There was also a surprisingly high number of audiology OPAs suggesting a possible greater association between ontological extra intestinal manifestations of CD than previously thought (21). Another interesting finding was the significant proportion of cataract operations performed in this cohort. Previous studies have suggested a causal relationship between cataracts and CD (22) with the suggestion that nutritional deficiencies predispose these patients to ophthalmic complications, however more research is required to further define this relationship. 24 miscarriages and 2 ectopic pregnancies were also documented suggesting that good coeliac control may play a more important role in fertility and fecundity than previously thought (23, 24).

On review of our anaemia data, our results showed IDA was found in 29% of our coeliac cohort. An average of 2.5 blood tests were taken per patient confirming IDA, however only 4% of patients received IV iron replacement. These results may suggest poor compliance of a GFD, undertreatment of IDA and ultimately a potential failure of monitoring and managing coeliac patients with IDA in the community.

Altered bowel habit is a commonly reported symptom in coeliac patients. Out of a total of 527 lower GI endoscopic procedures, 48% were performed for CIBH. Whilst microscopic colitis is a key differential to exclude (25), it was only found in 1.5% of these patients suggesting a weak association. Melanosis coli on the other hand was histologically identified in 38.5% of procedures performed for CIBH. We know constipation is a relatively common presenting symptom in CD2 and melanosis coli is often attributed to use of laxatives (26). A direct pathological link between CD and melanosis coli cannot be excluded. Whilst a focus on constipation and use of laxatives is important, the role of calprotectin and endoscopy still remain crucial, given the number of new cases of colorectal cancer (20, 4%) and IBD (26, 5%) identified in our CD cohort. This shows the importance of an overall understanding of bowel related conditions in order to identify those requiring further evaluation.
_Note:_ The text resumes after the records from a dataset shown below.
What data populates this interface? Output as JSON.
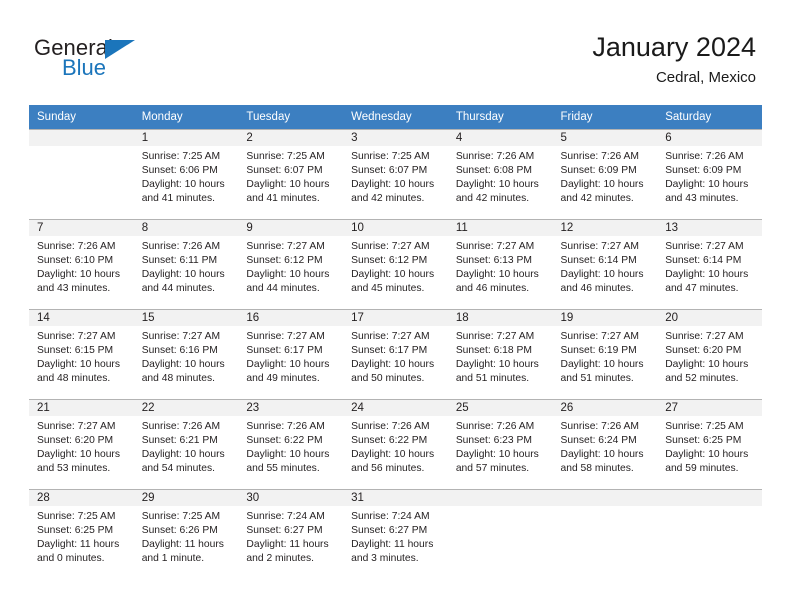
{
  "logo": {
    "word1": "General",
    "word2": "Blue",
    "triangle_color": "#1b75bb",
    "text_color": "#231f20"
  },
  "header": {
    "title": "January 2024",
    "subtitle": "Cedral, Mexico"
  },
  "theme": {
    "header_row_bg": "#3c7fc1",
    "header_row_text": "#ffffff",
    "daynum_bg": "#f2f2f2",
    "grid_line": "#b3b3b3",
    "body_text": "#231f20"
  },
  "weekdays": [
    "Sunday",
    "Monday",
    "Tuesday",
    "Wednesday",
    "Thursday",
    "Friday",
    "Saturday"
  ],
  "weeks": [
    [
      {
        "day": ""
      },
      {
        "day": "1",
        "sunrise": "Sunrise: 7:25 AM",
        "sunset": "Sunset: 6:06 PM",
        "daylight": "Daylight: 10 hours and 41 minutes."
      },
      {
        "day": "2",
        "sunrise": "Sunrise: 7:25 AM",
        "sunset": "Sunset: 6:07 PM",
        "daylight": "Daylight: 10 hours and 41 minutes."
      },
      {
        "day": "3",
        "sunrise": "Sunrise: 7:25 AM",
        "sunset": "Sunset: 6:07 PM",
        "daylight": "Daylight: 10 hours and 42 minutes."
      },
      {
        "day": "4",
        "sunrise": "Sunrise: 7:26 AM",
        "sunset": "Sunset: 6:08 PM",
        "daylight": "Daylight: 10 hours and 42 minutes."
      },
      {
        "day": "5",
        "sunrise": "Sunrise: 7:26 AM",
        "sunset": "Sunset: 6:09 PM",
        "daylight": "Daylight: 10 hours and 42 minutes."
      },
      {
        "day": "6",
        "sunrise": "Sunrise: 7:26 AM",
        "sunset": "Sunset: 6:09 PM",
        "daylight": "Daylight: 10 hours and 43 minutes."
      }
    ],
    [
      {
        "day": "7",
        "sunrise": "Sunrise: 7:26 AM",
        "sunset": "Sunset: 6:10 PM",
        "daylight": "Daylight: 10 hours and 43 minutes."
      },
      {
        "day": "8",
        "sunrise": "Sunrise: 7:26 AM",
        "sunset": "Sunset: 6:11 PM",
        "daylight": "Daylight: 10 hours and 44 minutes."
      },
      {
        "day": "9",
        "sunrise": "Sunrise: 7:27 AM",
        "sunset": "Sunset: 6:12 PM",
        "daylight": "Daylight: 10 hours and 44 minutes."
      },
      {
        "day": "10",
        "sunrise": "Sunrise: 7:27 AM",
        "sunset": "Sunset: 6:12 PM",
        "daylight": "Daylight: 10 hours and 45 minutes."
      },
      {
        "day": "11",
        "sunrise": "Sunrise: 7:27 AM",
        "sunset": "Sunset: 6:13 PM",
        "daylight": "Daylight: 10 hours and 46 minutes."
      },
      {
        "day": "12",
        "sunrise": "Sunrise: 7:27 AM",
        "sunset": "Sunset: 6:14 PM",
        "daylight": "Daylight: 10 hours and 46 minutes."
      },
      {
        "day": "13",
        "sunrise": "Sunrise: 7:27 AM",
        "sunset": "Sunset: 6:14 PM",
        "daylight": "Daylight: 10 hours and 47 minutes."
      }
    ],
    [
      {
        "day": "14",
        "sunrise": "Sunrise: 7:27 AM",
        "sunset": "Sunset: 6:15 PM",
        "daylight": "Daylight: 10 hours and 48 minutes."
      },
      {
        "day": "15",
        "sunrise": "Sunrise: 7:27 AM",
        "sunset": "Sunset: 6:16 PM",
        "daylight": "Daylight: 10 hours and 48 minutes."
      },
      {
        "day": "16",
        "sunrise": "Sunrise: 7:27 AM",
        "sunset": "Sunset: 6:17 PM",
        "daylight": "Daylight: 10 hours and 49 minutes."
      },
      {
        "day": "17",
        "sunrise": "Sunrise: 7:27 AM",
        "sunset": "Sunset: 6:17 PM",
        "daylight": "Daylight: 10 hours and 50 minutes."
      },
      {
        "day": "18",
        "sunrise": "Sunrise: 7:27 AM",
        "sunset": "Sunset: 6:18 PM",
        "daylight": "Daylight: 10 hours and 51 minutes."
      },
      {
        "day": "19",
        "sunrise": "Sunrise: 7:27 AM",
        "sunset": "Sunset: 6:19 PM",
        "daylight": "Daylight: 10 hours and 51 minutes."
      },
      {
        "day": "20",
        "sunrise": "Sunrise: 7:27 AM",
        "sunset": "Sunset: 6:20 PM",
        "daylight": "Daylight: 10 hours and 52 minutes."
      }
    ],
    [
      {
        "day": "21",
        "sunrise": "Sunrise: 7:27 AM",
        "sunset": "Sunset: 6:20 PM",
        "daylight": "Daylight: 10 hours and 53 minutes."
      },
      {
        "day": "22",
        "sunrise": "Sunrise: 7:26 AM",
        "sunset": "Sunset: 6:21 PM",
        "daylight": "Daylight: 10 hours and 54 minutes."
      },
      {
        "day": "23",
        "sunrise": "Sunrise: 7:26 AM",
        "sunset": "Sunset: 6:22 PM",
        "daylight": "Daylight: 10 hours and 55 minutes."
      },
      {
        "day": "24",
        "sunrise": "Sunrise: 7:26 AM",
        "sunset": "Sunset: 6:22 PM",
        "daylight": "Daylight: 10 hours and 56 minutes."
      },
      {
        "day": "25",
        "sunrise": "Sunrise: 7:26 AM",
        "sunset": "Sunset: 6:23 PM",
        "daylight": "Daylight: 10 hours and 57 minutes."
      },
      {
        "day": "26",
        "sunrise": "Sunrise: 7:26 AM",
        "sunset": "Sunset: 6:24 PM",
        "daylight": "Daylight: 10 hours and 58 minutes."
      },
      {
        "day": "27",
        "sunrise": "Sunrise: 7:25 AM",
        "sunset": "Sunset: 6:25 PM",
        "daylight": "Daylight: 10 hours and 59 minutes."
      }
    ],
    [
      {
        "day": "28",
        "sunrise": "Sunrise: 7:25 AM",
        "sunset": "Sunset: 6:25 PM",
        "daylight": "Daylight: 11 hours and 0 minutes."
      },
      {
        "day": "29",
        "sunrise": "Sunrise: 7:25 AM",
        "sunset": "Sunset: 6:26 PM",
        "daylight": "Daylight: 11 hours and 1 minute."
      },
      {
        "day": "30",
        "sunrise": "Sunrise: 7:24 AM",
        "sunset": "Sunset: 6:27 PM",
        "daylight": "Daylight: 11 hours and 2 minutes."
      },
      {
        "day": "31",
        "sunrise": "Sunrise: 7:24 AM",
        "sunset": "Sunset: 6:27 PM",
        "daylight": "Daylight: 11 hours and 3 minutes."
      },
      {
        "day": ""
      },
      {
        "day": ""
      },
      {
        "day": ""
      }
    ]
  ]
}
Following a decade of the community trial, in September 2015, NICE & BSG released new guidelines to help support the management of Coeliac patients quoting “A healthcare professional with a specialist knowledge of CD” (20) should help manage the patient and listed a range of annual assessments. Whilst this does not specify that patients cannot be managed in primary care, the likelihood of finding a coeliac specialist within the community care system is low.
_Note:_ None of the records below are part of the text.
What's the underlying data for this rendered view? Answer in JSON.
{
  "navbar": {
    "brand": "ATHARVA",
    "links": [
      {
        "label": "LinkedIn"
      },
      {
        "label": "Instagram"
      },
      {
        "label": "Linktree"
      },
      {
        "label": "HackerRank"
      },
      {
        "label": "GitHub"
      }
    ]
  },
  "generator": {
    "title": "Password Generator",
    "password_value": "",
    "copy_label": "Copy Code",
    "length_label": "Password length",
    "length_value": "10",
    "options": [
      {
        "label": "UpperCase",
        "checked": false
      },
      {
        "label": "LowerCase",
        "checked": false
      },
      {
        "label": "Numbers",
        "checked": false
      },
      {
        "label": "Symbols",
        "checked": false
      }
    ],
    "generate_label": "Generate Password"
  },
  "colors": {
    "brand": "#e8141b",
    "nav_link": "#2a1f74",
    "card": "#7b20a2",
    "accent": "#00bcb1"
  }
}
It goes without saying that we should continue to be aware of the ways in which the government try to save money and streamline services. In March 2017 the Department of Health and Social Care (DHSC) underwent a consultation exercise to review the NHS expenditure on gluten free products. In 2016 1.1 billion prescriptions had been made dispensed in primary care at a cost of £9.2 billion (27). In an attempt to make savings and “release funds elsewhere in the NHS, DHSC decided to restrict GF prescriptions to certain bread and mixes.” Their guidance was published to try and avoid major variations in prescribing practice throughout the UK (28). The long term outcome from these decisions are yet to be fully evaluated.

It would appear that the government’s attempts to reduce the cost of CD care in the NHS, between the years of 2005 and 2016 was not particularly effective, from a financial or patient care perspective. A hospital-based, specialist nurse led, virtual management system (with consultant over-view) for coeliac patients may prove to be a more efficient compromise to help reduce down waiting times and costs, whilst still providing coeliac patients with the specialist and holistic input they require and deserve.

Conflict of interests

The authors declare no conflict of interests.

Acknowledgments

We would like to honour Michael Marsh who held an honorary contract at the L&D for many years. We valued his teaching, support and guidance, and most fondly miss his friendship.